The TFSA program was established in 2009 and allows individuals who are 18 years of age or older with a valid social insurance number to save money tax-free over their lifetime. Unlike RRSP contributions, contributions to a TFSA are not tax-deductible. However, any amount contributed and income earned in the account, including investment income and capital gains, is generally tax-free, even when withdrawn. It’s important to note that administrative fees, as well as interest or money borrowed to contribute to a TFSA, are not tax deductible.
To open a TFSA, you must contact your financial institution, credit union, or insurance company (issuer).
Note: Providing incorrect or incomplete information may result in the denial of registration, which would require any income earned to be reported on your income tax and benefit return.

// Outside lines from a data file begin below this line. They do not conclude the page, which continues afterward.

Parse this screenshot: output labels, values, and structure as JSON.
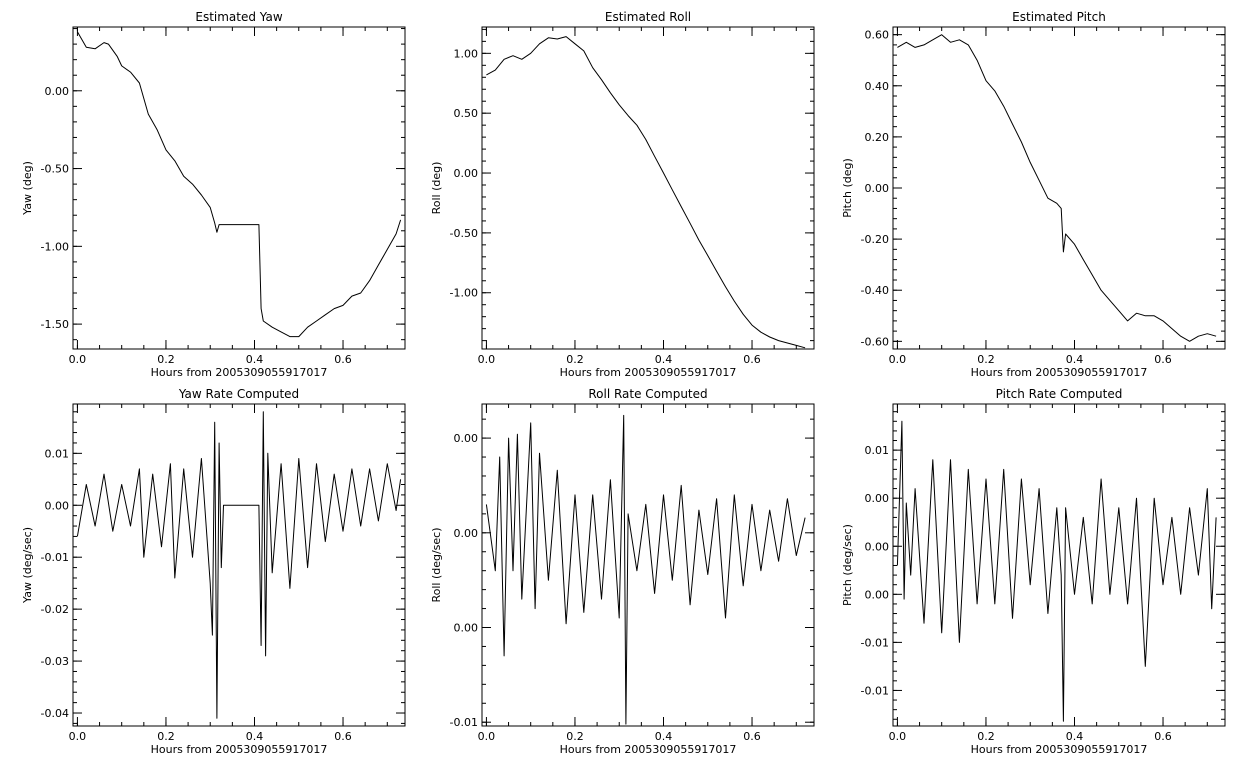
{
  "chart_data": [
    {
      "id": "yaw",
      "type": "line",
      "title": "Estimated Yaw",
      "xlabel": "Hours from 2005309055917017",
      "ylabel": "Yaw (deg)",
      "xlim": [
        -0.01,
        0.74
      ],
      "ylim": [
        -1.66,
        0.41
      ],
      "xticks": [
        {
          "v": 0.0,
          "label": "0.0"
        },
        {
          "v": 0.2,
          "label": "0.2"
        },
        {
          "v": 0.4,
          "label": "0.4"
        },
        {
          "v": 0.6,
          "label": "0.6"
        }
      ],
      "yticks": [
        {
          "v": 0.0,
          "label": "0.00"
        },
        {
          "v": -0.5,
          "label": "-0.50"
        },
        {
          "v": -1.0,
          "label": "-1.00"
        },
        {
          "v": -1.5,
          "label": "-1.50"
        }
      ],
      "series": [
        {
          "x": [
            0.0,
            0.02,
            0.04,
            0.06,
            0.07,
            0.09,
            0.1,
            0.12,
            0.14,
            0.16,
            0.18,
            0.2,
            0.22,
            0.24,
            0.26,
            0.28,
            0.3,
            0.31,
            0.315,
            0.32,
            0.41,
            0.415,
            0.42,
            0.44,
            0.46,
            0.48,
            0.5,
            0.52,
            0.54,
            0.56,
            0.58,
            0.6,
            0.62,
            0.64,
            0.66,
            0.68,
            0.7,
            0.72,
            0.73
          ],
          "y": [
            0.38,
            0.28,
            0.27,
            0.31,
            0.3,
            0.22,
            0.16,
            0.12,
            0.05,
            -0.15,
            -0.25,
            -0.38,
            -0.45,
            -0.55,
            -0.6,
            -0.67,
            -0.75,
            -0.85,
            -0.91,
            -0.86,
            -0.86,
            -1.4,
            -1.48,
            -1.52,
            -1.55,
            -1.58,
            -1.58,
            -1.52,
            -1.48,
            -1.44,
            -1.4,
            -1.38,
            -1.32,
            -1.3,
            -1.22,
            -1.12,
            -1.02,
            -0.92,
            -0.83
          ]
        }
      ]
    },
    {
      "id": "roll",
      "type": "line",
      "title": "Estimated Roll",
      "xlabel": "Hours from 2005309055917017",
      "ylabel": "Roll (deg)",
      "xlim": [
        -0.01,
        0.74
      ],
      "ylim": [
        -1.47,
        1.22
      ],
      "xticks": [
        {
          "v": 0.0,
          "label": "0.0"
        },
        {
          "v": 0.2,
          "label": "0.2"
        },
        {
          "v": 0.4,
          "label": "0.4"
        },
        {
          "v": 0.6,
          "label": "0.6"
        }
      ],
      "yticks": [
        {
          "v": 1.0,
          "label": "1.00"
        },
        {
          "v": 0.5,
          "label": "0.50"
        },
        {
          "v": 0.0,
          "label": "0.00"
        },
        {
          "v": -0.5,
          "label": "-0.50"
        },
        {
          "v": -1.0,
          "label": "-1.00"
        }
      ],
      "series": [
        {
          "x": [
            0.0,
            0.02,
            0.04,
            0.06,
            0.08,
            0.1,
            0.12,
            0.14,
            0.16,
            0.18,
            0.2,
            0.22,
            0.24,
            0.26,
            0.28,
            0.3,
            0.32,
            0.34,
            0.36,
            0.38,
            0.4,
            0.42,
            0.44,
            0.46,
            0.48,
            0.5,
            0.52,
            0.54,
            0.56,
            0.58,
            0.6,
            0.62,
            0.64,
            0.66,
            0.68,
            0.7,
            0.72
          ],
          "y": [
            0.82,
            0.86,
            0.95,
            0.98,
            0.95,
            1.0,
            1.08,
            1.13,
            1.12,
            1.14,
            1.08,
            1.02,
            0.88,
            0.78,
            0.67,
            0.57,
            0.48,
            0.4,
            0.28,
            0.14,
            0.0,
            -0.14,
            -0.28,
            -0.42,
            -0.56,
            -0.69,
            -0.82,
            -0.95,
            -1.07,
            -1.18,
            -1.27,
            -1.33,
            -1.37,
            -1.4,
            -1.42,
            -1.44,
            -1.46
          ]
        }
      ]
    },
    {
      "id": "pitch",
      "type": "line",
      "title": "Estimated Pitch",
      "xlabel": "Hours from 2005309055917017",
      "ylabel": "Pitch (deg)",
      "xlim": [
        -0.01,
        0.74
      ],
      "ylim": [
        -0.63,
        0.63
      ],
      "xticks": [
        {
          "v": 0.0,
          "label": "0.0"
        },
        {
          "v": 0.2,
          "label": "0.2"
        },
        {
          "v": 0.4,
          "label": "0.4"
        },
        {
          "v": 0.6,
          "label": "0.6"
        }
      ],
      "yticks": [
        {
          "v": 0.6,
          "label": "0.60"
        },
        {
          "v": 0.4,
          "label": "0.40"
        },
        {
          "v": 0.2,
          "label": "0.20"
        },
        {
          "v": 0.0,
          "label": "0.00"
        },
        {
          "v": -0.2,
          "label": "-0.20"
        },
        {
          "v": -0.4,
          "label": "-0.40"
        },
        {
          "v": -0.6,
          "label": "-0.60"
        }
      ],
      "series": [
        {
          "x": [
            0.0,
            0.02,
            0.04,
            0.06,
            0.08,
            0.1,
            0.12,
            0.14,
            0.16,
            0.18,
            0.2,
            0.22,
            0.24,
            0.26,
            0.28,
            0.3,
            0.32,
            0.34,
            0.36,
            0.37,
            0.375,
            0.38,
            0.4,
            0.42,
            0.44,
            0.46,
            0.48,
            0.5,
            0.52,
            0.54,
            0.56,
            0.58,
            0.6,
            0.62,
            0.64,
            0.66,
            0.68,
            0.7,
            0.72
          ],
          "y": [
            0.55,
            0.57,
            0.55,
            0.56,
            0.58,
            0.6,
            0.57,
            0.58,
            0.56,
            0.5,
            0.42,
            0.38,
            0.32,
            0.25,
            0.18,
            0.1,
            0.03,
            -0.04,
            -0.06,
            -0.08,
            -0.25,
            -0.18,
            -0.22,
            -0.28,
            -0.34,
            -0.4,
            -0.44,
            -0.48,
            -0.52,
            -0.49,
            -0.5,
            -0.5,
            -0.52,
            -0.55,
            -0.58,
            -0.6,
            -0.58,
            -0.57,
            -0.58
          ]
        }
      ]
    },
    {
      "id": "yaw_rate",
      "type": "line",
      "title": "Yaw Rate Computed",
      "xlabel": "Hours from 2005309055917017",
      "ylabel": "Yaw (deg/sec)",
      "xlim": [
        -0.01,
        0.74
      ],
      "ylim": [
        -0.0425,
        0.0195
      ],
      "xticks": [
        {
          "v": 0.0,
          "label": "0.0"
        },
        {
          "v": 0.2,
          "label": "0.2"
        },
        {
          "v": 0.4,
          "label": "0.4"
        },
        {
          "v": 0.6,
          "label": "0.6"
        }
      ],
      "yticks": [
        {
          "v": 0.01,
          "label": "0.01"
        },
        {
          "v": 0.0,
          "label": "0.00"
        },
        {
          "v": -0.01,
          "label": "-0.01"
        },
        {
          "v": -0.02,
          "label": "-0.02"
        },
        {
          "v": -0.03,
          "label": "-0.03"
        },
        {
          "v": -0.04,
          "label": "-0.04"
        }
      ],
      "series": [
        {
          "x": [
            0.0,
            0.02,
            0.04,
            0.06,
            0.08,
            0.1,
            0.12,
            0.14,
            0.15,
            0.17,
            0.19,
            0.21,
            0.22,
            0.24,
            0.26,
            0.28,
            0.3,
            0.305,
            0.31,
            0.315,
            0.32,
            0.325,
            0.33,
            0.41,
            0.415,
            0.42,
            0.425,
            0.43,
            0.44,
            0.46,
            0.48,
            0.5,
            0.52,
            0.54,
            0.56,
            0.58,
            0.6,
            0.62,
            0.64,
            0.66,
            0.68,
            0.7,
            0.72,
            0.73
          ],
          "y": [
            -0.006,
            0.004,
            -0.004,
            0.006,
            -0.005,
            0.004,
            -0.004,
            0.007,
            -0.01,
            0.006,
            -0.008,
            0.008,
            -0.014,
            0.007,
            -0.01,
            0.009,
            -0.015,
            -0.025,
            0.016,
            -0.041,
            0.012,
            -0.012,
            0.0,
            0.0,
            -0.027,
            0.018,
            -0.029,
            0.01,
            -0.013,
            0.008,
            -0.016,
            0.009,
            -0.012,
            0.008,
            -0.007,
            0.006,
            -0.005,
            0.007,
            -0.004,
            0.007,
            -0.003,
            0.008,
            -0.001,
            0.005
          ]
        }
      ]
    },
    {
      "id": "roll_rate",
      "type": "line",
      "title": "Roll Rate Computed",
      "xlabel": "Hours from 2005309055917017",
      "ylabel": "Roll (deg/sec)",
      "xlim": [
        -0.01,
        0.74
      ],
      "ylim": [
        -0.0102,
        0.0068
      ],
      "xticks": [
        {
          "v": 0.0,
          "label": "0.0"
        },
        {
          "v": 0.2,
          "label": "0.2"
        },
        {
          "v": 0.4,
          "label": "0.4"
        },
        {
          "v": 0.6,
          "label": "0.6"
        }
      ],
      "yticks": [
        {
          "v": 0.005,
          "label": "0.00"
        },
        {
          "v": 0.0,
          "label": "0.00"
        },
        {
          "v": -0.005,
          "label": "0.00"
        },
        {
          "v": -0.01,
          "label": "-0.01"
        }
      ],
      "series": [
        {
          "x": [
            0.0,
            0.02,
            0.03,
            0.04,
            0.05,
            0.06,
            0.07,
            0.08,
            0.1,
            0.11,
            0.12,
            0.14,
            0.16,
            0.18,
            0.2,
            0.22,
            0.24,
            0.26,
            0.28,
            0.3,
            0.31,
            0.315,
            0.32,
            0.34,
            0.36,
            0.38,
            0.4,
            0.42,
            0.44,
            0.46,
            0.48,
            0.5,
            0.52,
            0.54,
            0.56,
            0.58,
            0.6,
            0.62,
            0.64,
            0.66,
            0.68,
            0.7,
            0.72
          ],
          "y": [
            0.0015,
            -0.002,
            0.004,
            -0.0065,
            0.005,
            -0.002,
            0.0052,
            -0.0035,
            0.0058,
            -0.004,
            0.0042,
            -0.0025,
            0.0033,
            -0.0048,
            0.002,
            -0.0042,
            0.002,
            -0.0035,
            0.0028,
            -0.0045,
            0.0062,
            -0.0101,
            0.001,
            -0.002,
            0.0015,
            -0.0032,
            0.002,
            -0.0025,
            0.0025,
            -0.0038,
            0.0012,
            -0.0022,
            0.0018,
            -0.0045,
            0.002,
            -0.0028,
            0.0015,
            -0.002,
            0.0012,
            -0.0015,
            0.0018,
            -0.0012,
            0.0008
          ]
        }
      ]
    },
    {
      "id": "pitch_rate",
      "type": "line",
      "title": "Pitch Rate Computed",
      "xlabel": "Hours from 2005309055917017",
      "ylabel": "Pitch (deg/sec)",
      "xlim": [
        -0.01,
        0.74
      ],
      "ylim": [
        -0.0187,
        0.0148
      ],
      "xticks": [
        {
          "v": 0.0,
          "label": "0.0"
        },
        {
          "v": 0.2,
          "label": "0.2"
        },
        {
          "v": 0.4,
          "label": "0.4"
        },
        {
          "v": 0.6,
          "label": "0.6"
        }
      ],
      "yticks": [
        {
          "v": 0.01,
          "label": "0.01"
        },
        {
          "v": 0.005,
          "label": "0.00"
        },
        {
          "v": 0.0,
          "label": "0.00"
        },
        {
          "v": -0.005,
          "label": "0.00"
        },
        {
          "v": -0.01,
          "label": "-0.01"
        },
        {
          "v": -0.015,
          "label": "-0.01"
        }
      ],
      "series": [
        {
          "x": [
            0.0,
            0.01,
            0.015,
            0.02,
            0.03,
            0.04,
            0.06,
            0.08,
            0.1,
            0.12,
            0.14,
            0.16,
            0.18,
            0.2,
            0.22,
            0.24,
            0.26,
            0.28,
            0.3,
            0.32,
            0.34,
            0.36,
            0.37,
            0.375,
            0.38,
            0.4,
            0.42,
            0.44,
            0.46,
            0.48,
            0.5,
            0.52,
            0.54,
            0.56,
            0.58,
            0.6,
            0.62,
            0.64,
            0.66,
            0.68,
            0.7,
            0.71,
            0.72
          ],
          "y": [
            -0.002,
            0.013,
            -0.0055,
            0.0045,
            -0.003,
            0.006,
            -0.008,
            0.009,
            -0.009,
            0.009,
            -0.01,
            0.008,
            -0.006,
            0.007,
            -0.006,
            0.008,
            -0.0075,
            0.007,
            -0.004,
            0.006,
            -0.007,
            0.004,
            -0.003,
            -0.0182,
            0.004,
            -0.005,
            0.003,
            -0.006,
            0.007,
            -0.005,
            0.004,
            -0.006,
            0.005,
            -0.0125,
            0.005,
            -0.004,
            0.003,
            -0.005,
            0.004,
            -0.003,
            0.006,
            -0.0065,
            0.003
          ]
        }
      ]
    }
  ]
}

There are three types of TFSAs offered, including deposits, annuity contracts, and arrangements in trust. Banks, insurance companies, credit unions, and trust companies can issue TFSAs.
● a deposit
● an annuity contract
● an arrangement in trust
Banks, insurance companies, credit unions and trust companies can all issue TFSAs. For more information about a certain type of TFSA, contact a TFSA issuer.
Individuals who prefer to manage their own investment portfolio by buying and selling different types of investments can set up a self-directed TFSA. For more information, contact a TFSA issuer.
Any individual who is a resident of Canada, has a valid SIN, and is 18 years of age or older can open a TFSA. Non-residents of Canada who are 18 years of age or older and have a valid SIN can also open a TFSA. Contributions made by non-residents of Canada will be subject to a 1% tax for each month the contribution stays in the account.
You could be considered a non-resident for tax purposes if you normally, customarily, or routinely live in another country and are not considered a resident of Canada, or if you do not have residential ties in Canada and either live outside Canada throughout the tax year or stay in Canada for less than 183 days in the tax year. Even if you no longer live in Canada, you could have residential ties in Canada that are enough for you to be considered a factual or deemed resident of Canada. Residential ties include a home in Canada, a spouse or common-law partner or dependents in Canada, personal property in Canada such as a car or furniture, or social ties in Canada. Other ties that can be relevant include a Canadian driver’s license, Canadian bank accounts or credit cards.